How to make your own microbial fuel cell

This article was taken from the November 2014 issue of WIRED magazine. Be the first to read WIRED's articles in print before they're posted online, and get your hands on loads of additional content by subscribing online.

For Bruce Logan, microbes are an electrifying subject. The Kappe professor of environmental engineering at Pennsylvania State University works on creating alternative-fuel cells powered by anaerobic bacteria. "Because these bacteria breathe without oxygen they will transfer electrons from their food outside their bodies to an electrode," he says. Enough bacteria doing this at the same time will generate a current. At just a few millivolts It won't charge a phone, but it's enough to get a reading.

Materials

  • 2x 1l plastic containers
  • 15cm plastic pipe with cap
  • 3g agar
  • 11.8g salt, dissolved in 150ml of distilled water
  • 2x pencil leads
  • Coated copper
  • Glue gun
  • Aquarium air pump
  • Voltmeter
  • Sediment from the bottom of a lake

Get drilling

Drill a hole for the copper wire in the lid of each container. In one lid drill two more holes for the air pump and for ventilation; this is your cathode container, the other container is the anode.

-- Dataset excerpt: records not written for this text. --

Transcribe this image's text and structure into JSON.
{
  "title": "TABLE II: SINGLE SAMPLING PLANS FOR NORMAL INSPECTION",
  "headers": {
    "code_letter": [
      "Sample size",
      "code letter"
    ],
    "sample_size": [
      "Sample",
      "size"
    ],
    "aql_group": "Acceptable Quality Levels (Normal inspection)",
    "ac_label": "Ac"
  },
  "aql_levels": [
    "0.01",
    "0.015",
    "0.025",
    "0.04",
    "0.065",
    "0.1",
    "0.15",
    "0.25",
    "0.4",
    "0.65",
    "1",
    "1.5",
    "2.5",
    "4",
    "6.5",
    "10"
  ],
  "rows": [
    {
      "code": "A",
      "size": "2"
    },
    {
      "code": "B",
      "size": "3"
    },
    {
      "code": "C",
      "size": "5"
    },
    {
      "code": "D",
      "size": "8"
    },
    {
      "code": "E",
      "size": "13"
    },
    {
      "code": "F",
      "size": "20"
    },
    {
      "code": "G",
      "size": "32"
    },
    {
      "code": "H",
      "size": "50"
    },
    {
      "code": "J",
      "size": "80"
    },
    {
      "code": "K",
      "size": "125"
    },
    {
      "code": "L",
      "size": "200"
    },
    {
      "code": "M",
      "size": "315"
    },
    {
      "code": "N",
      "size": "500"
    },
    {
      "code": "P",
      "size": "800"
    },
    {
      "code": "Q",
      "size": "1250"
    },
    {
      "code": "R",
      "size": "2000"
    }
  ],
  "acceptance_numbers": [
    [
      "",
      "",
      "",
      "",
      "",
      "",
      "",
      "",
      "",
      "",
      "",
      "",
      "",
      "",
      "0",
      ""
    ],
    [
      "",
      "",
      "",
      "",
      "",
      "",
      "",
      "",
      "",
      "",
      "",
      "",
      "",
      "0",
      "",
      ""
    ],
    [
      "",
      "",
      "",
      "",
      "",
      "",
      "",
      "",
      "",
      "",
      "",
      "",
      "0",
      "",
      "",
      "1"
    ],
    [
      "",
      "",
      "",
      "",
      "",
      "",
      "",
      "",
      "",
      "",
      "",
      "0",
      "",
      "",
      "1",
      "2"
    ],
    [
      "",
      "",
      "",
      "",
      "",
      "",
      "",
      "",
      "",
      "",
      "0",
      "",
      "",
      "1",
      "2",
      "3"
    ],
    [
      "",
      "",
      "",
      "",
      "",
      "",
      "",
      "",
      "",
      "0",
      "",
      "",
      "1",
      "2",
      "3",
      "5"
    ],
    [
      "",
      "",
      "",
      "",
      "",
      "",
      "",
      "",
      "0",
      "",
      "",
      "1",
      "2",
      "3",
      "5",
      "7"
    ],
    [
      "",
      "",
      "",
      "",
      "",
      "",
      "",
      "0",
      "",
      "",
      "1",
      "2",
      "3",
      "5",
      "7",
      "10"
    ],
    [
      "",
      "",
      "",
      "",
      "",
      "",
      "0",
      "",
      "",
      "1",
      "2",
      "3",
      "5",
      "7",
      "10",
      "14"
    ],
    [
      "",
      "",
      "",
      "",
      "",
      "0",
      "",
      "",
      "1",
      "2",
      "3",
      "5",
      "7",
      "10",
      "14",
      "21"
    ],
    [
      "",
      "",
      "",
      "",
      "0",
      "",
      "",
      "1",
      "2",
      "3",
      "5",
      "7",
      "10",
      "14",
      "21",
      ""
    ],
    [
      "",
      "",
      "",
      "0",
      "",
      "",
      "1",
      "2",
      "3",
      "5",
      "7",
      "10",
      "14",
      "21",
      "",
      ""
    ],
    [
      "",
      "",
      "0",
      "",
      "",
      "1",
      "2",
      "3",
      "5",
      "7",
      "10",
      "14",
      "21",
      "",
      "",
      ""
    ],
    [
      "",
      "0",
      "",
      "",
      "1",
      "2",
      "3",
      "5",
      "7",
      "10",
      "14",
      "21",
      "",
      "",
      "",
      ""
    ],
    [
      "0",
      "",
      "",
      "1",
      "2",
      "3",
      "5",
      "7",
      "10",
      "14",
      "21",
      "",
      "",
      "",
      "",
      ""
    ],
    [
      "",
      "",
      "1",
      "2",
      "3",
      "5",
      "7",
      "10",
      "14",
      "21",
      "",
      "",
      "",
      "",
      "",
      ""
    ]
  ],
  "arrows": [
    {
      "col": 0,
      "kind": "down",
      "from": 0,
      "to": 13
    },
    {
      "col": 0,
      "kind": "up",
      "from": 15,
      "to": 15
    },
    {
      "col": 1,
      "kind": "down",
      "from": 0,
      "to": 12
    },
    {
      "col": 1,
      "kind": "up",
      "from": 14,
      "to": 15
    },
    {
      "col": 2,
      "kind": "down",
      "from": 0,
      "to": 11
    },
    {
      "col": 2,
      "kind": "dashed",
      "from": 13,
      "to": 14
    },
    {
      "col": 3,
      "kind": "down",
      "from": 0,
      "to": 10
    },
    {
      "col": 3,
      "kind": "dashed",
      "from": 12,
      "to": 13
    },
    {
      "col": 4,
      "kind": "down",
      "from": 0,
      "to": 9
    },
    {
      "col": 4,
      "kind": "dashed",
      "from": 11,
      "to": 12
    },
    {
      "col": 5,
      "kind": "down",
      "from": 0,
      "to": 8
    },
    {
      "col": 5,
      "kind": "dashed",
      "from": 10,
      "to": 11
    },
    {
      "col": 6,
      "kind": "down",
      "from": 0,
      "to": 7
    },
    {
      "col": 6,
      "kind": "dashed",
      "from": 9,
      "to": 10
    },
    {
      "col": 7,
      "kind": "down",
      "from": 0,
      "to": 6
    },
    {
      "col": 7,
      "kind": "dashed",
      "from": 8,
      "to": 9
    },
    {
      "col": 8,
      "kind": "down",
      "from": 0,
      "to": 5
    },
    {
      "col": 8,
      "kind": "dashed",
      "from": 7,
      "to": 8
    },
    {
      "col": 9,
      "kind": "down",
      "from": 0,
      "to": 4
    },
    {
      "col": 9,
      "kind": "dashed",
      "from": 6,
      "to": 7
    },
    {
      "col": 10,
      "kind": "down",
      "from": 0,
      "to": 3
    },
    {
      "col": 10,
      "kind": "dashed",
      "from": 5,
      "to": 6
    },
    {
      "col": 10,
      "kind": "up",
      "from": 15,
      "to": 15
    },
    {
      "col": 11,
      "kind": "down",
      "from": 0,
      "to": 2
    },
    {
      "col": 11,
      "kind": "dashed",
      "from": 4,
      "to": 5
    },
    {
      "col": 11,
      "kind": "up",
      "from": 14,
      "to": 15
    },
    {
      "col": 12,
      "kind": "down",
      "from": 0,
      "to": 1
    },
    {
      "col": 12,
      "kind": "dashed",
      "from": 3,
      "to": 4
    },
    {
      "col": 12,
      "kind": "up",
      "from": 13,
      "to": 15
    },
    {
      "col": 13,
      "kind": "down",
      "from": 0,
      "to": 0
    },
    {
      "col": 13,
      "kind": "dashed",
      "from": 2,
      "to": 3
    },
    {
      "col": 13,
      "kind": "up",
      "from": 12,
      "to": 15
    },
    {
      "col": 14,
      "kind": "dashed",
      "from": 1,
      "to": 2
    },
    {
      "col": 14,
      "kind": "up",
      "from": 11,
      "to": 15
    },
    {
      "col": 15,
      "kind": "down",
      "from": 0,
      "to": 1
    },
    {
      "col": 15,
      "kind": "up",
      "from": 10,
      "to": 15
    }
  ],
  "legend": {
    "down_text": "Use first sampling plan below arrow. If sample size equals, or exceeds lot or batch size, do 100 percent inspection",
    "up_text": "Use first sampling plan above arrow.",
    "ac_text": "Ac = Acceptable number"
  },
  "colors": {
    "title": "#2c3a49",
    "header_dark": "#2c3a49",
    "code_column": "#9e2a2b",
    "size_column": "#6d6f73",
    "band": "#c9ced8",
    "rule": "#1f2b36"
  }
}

Drill a further hole in the side of each container the same diameter as your plastic pipe.

Coil the graphite

Strip the ends of two pieces of copper wire and wrap one around each pencil lead. "Any graphite will work, but you don't want to use metals as they corrode," says Logan. Insert one electrode into each hole in the container lids and the air-pump tube into the other, then seal with hot glue.

Mix the solution

Dissolve 100g per litre of agar in boiling water and mix in the salt. Seal one end of the PVC pipe and pour in the mixture. Allow this to cool and solidify, then remove the seal from the end, place the ends of the pipe into the holes in each container and again use hot glue to seal.

Squeeze the oxygen

Fill the cathode container with salt water and the anode with sediment, ensuring both electrodes are submerged, and the latter is full. "If there's oxygen, the bacteria will breathe it," says Logan. "Then they won't generate electricity because they'll give electrons to the oxygen instead."

Feed the microbes

Attach the wire to your voltmeter probes, then turn on the aquarium air pump. "You should be able to generate some voltage within a few days," Logan says. Feed the microbes with water and vinegar, keeping the pH above six, and you'll be able to generate electricity for several years.